The Correct Option is C

Step 1: Understanding the Concept:
The given curve $y = 2\sqrt{1-x^2}$ represents a portion of an ellipse. We can find the area either by setting up a definite integral or by using the geometric formula for the area of an ellipse.

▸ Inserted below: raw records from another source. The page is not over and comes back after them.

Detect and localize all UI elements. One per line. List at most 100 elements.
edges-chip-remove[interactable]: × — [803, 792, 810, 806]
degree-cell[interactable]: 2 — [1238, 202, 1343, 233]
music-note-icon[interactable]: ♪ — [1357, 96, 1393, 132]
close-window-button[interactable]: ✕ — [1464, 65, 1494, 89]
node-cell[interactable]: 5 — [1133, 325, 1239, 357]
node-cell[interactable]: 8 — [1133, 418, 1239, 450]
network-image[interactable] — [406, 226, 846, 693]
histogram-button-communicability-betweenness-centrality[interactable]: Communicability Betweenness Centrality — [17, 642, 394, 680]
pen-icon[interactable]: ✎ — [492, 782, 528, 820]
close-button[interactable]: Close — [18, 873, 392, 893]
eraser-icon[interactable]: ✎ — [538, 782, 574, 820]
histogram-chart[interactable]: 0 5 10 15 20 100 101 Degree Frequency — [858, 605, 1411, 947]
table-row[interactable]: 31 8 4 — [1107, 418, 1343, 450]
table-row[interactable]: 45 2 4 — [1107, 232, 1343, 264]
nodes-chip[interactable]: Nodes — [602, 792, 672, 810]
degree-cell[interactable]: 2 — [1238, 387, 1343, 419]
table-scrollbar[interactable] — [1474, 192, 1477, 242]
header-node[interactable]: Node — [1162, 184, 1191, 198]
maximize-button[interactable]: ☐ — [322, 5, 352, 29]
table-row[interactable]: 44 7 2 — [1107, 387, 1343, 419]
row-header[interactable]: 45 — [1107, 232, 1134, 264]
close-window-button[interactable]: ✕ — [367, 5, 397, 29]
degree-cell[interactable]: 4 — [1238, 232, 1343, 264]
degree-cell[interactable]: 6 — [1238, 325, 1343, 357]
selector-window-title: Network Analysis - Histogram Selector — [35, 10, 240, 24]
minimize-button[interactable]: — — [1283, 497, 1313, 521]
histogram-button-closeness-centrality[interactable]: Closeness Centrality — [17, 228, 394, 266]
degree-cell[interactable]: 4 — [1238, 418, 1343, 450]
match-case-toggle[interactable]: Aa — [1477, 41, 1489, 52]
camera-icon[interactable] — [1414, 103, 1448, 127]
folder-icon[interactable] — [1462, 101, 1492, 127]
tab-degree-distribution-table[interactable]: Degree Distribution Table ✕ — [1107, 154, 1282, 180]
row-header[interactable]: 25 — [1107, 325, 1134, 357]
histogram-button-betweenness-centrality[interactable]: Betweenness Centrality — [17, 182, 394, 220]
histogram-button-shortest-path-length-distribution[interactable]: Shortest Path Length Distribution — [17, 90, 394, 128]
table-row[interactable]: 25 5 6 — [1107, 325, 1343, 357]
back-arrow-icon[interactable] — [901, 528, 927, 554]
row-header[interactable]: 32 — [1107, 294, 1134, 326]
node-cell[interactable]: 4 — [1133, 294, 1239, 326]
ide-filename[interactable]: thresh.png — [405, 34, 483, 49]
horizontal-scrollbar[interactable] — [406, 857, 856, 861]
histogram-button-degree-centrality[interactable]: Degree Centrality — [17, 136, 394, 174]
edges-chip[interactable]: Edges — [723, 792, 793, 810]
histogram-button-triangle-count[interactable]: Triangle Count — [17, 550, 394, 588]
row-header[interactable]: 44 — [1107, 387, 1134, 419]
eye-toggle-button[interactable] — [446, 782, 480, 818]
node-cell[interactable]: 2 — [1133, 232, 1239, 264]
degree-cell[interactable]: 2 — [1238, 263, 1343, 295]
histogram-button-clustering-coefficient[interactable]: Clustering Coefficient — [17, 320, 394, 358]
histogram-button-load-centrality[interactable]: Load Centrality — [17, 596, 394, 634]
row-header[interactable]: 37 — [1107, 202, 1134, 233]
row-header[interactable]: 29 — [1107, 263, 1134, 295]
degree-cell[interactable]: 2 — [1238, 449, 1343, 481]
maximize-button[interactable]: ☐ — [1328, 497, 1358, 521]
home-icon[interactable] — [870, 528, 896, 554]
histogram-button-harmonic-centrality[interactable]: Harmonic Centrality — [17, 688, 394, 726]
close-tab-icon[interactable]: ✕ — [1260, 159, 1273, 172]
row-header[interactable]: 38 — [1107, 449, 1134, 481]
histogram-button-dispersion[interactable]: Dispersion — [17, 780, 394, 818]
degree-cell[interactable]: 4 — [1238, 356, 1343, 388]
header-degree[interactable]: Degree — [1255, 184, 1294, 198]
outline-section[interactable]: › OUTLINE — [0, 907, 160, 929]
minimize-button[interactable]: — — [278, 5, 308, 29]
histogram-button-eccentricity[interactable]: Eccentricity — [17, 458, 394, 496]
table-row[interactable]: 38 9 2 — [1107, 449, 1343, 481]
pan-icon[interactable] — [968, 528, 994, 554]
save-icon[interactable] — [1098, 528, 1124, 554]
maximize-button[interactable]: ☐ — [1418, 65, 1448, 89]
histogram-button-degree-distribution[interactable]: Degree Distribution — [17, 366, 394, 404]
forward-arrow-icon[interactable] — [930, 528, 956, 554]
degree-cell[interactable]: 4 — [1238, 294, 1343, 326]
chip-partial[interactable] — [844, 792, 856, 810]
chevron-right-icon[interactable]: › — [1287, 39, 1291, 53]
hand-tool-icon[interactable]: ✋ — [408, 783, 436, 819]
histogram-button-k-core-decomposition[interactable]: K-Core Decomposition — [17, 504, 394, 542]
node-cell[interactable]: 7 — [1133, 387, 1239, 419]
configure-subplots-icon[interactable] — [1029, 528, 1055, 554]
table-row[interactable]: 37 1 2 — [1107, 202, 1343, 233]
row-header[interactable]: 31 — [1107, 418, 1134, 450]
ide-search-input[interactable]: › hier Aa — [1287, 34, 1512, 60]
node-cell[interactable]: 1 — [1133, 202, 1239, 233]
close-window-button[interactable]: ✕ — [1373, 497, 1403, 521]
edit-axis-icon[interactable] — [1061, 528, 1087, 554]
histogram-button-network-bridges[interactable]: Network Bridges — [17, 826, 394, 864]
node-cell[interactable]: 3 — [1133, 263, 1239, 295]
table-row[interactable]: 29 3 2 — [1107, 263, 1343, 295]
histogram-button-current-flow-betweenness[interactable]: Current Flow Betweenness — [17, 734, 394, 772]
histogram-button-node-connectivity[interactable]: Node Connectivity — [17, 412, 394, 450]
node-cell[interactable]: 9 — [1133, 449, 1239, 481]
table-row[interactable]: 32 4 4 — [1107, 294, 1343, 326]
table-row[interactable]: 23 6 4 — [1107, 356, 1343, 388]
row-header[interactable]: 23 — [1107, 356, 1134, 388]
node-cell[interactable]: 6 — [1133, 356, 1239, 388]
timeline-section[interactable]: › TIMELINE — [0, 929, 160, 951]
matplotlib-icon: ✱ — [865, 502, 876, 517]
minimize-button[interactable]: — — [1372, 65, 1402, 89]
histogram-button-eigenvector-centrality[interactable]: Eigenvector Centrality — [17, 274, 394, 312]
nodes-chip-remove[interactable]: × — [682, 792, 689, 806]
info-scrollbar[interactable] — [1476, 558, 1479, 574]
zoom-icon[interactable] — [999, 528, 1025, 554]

Step 2: Key Formula or Approach:
Method 1: Geometric Interpretation
Rearrange the equation of the curve:
\[ y = 2\sqrt{1-x^2} \implies \frac{y}{2} = \sqrt{1-x^2} \] Square both sides (assuming y $\ge$ 0):
\[ \left(\frac{y}{2}\right)^2 = 1 - x^2 \implies x^2 + \frac{y^2}{4} = 1 \] This is the standard equation of an ellipse centered at the origin with semi-minor axis a = 1 and semi-major axis b = 2. The area of a full ellipse is $\pi ab$. The given constraints are $y \ge 0$ (from the positive square root) and $x \in [0,1]$, which means we are finding the area of the ellipse in the first quadrant.
Method 2: Integration
The area is given by the integral $A = \int_{0}^{1} 2\sqrt{1-x^2} dx$.
Step 3: Detailed Explanation:
Using Method 1 (Geometry):
The total area of the ellipse $x^2 + \frac{y^2}{4} = 1$ is $\pi ab = \pi(1)(2) = 2\pi$.
The required area is the portion in the first quadrant (where x is from 0 to 1 and y is positive). This is exactly one-quarter of the total area of the ellipse.
\[ A = \frac{1}{4} (\text{Total Area}) = \frac{1}{4} (2\pi) = \frac{\pi}{2} \] Using Method 2 (Integration):
\[ A = \int_{0}^{1} 2\sqrt{1-x^2} dx = 2 \int_{0}^{1} \sqrt{1-x^2} dx \] We use the standard integral formula $\int \sqrt{a^2-x^2} dx = \frac{x}{2}\sqrt{a^2-x^2} + \frac{a^2}{2}\sin^{-1}(\frac{x}{a})$. Here, a = 1.
\[ A = 2 \left[ \frac{x}{2}\sqrt{1-x^2} + \frac{1}{2}\sin^{-1}(x) \right]_{0}^{1} \] \[ A = 2 \left[ \left( \frac{1}{2}\sqrt{1-1^2} + \frac{1}{2}\sin^{-1}(1) \right) - \left( \frac{0}{2}\sqrt{1-0^2} + \frac{1}{2}\sin^{-1}(0) \right) \right] \] \[ A = 2 \left[ \left( 0 + \frac{1}{2} \cdot \frac{\pi}{2} \right) - (0 + 0) \right] \] \[ A = 2 \left[ \frac{\pi}{4} \right] = \frac{\pi}{2} \] Step 4: Final Answer:
The area of the region is $\frac{\pi{2}$} sq. units.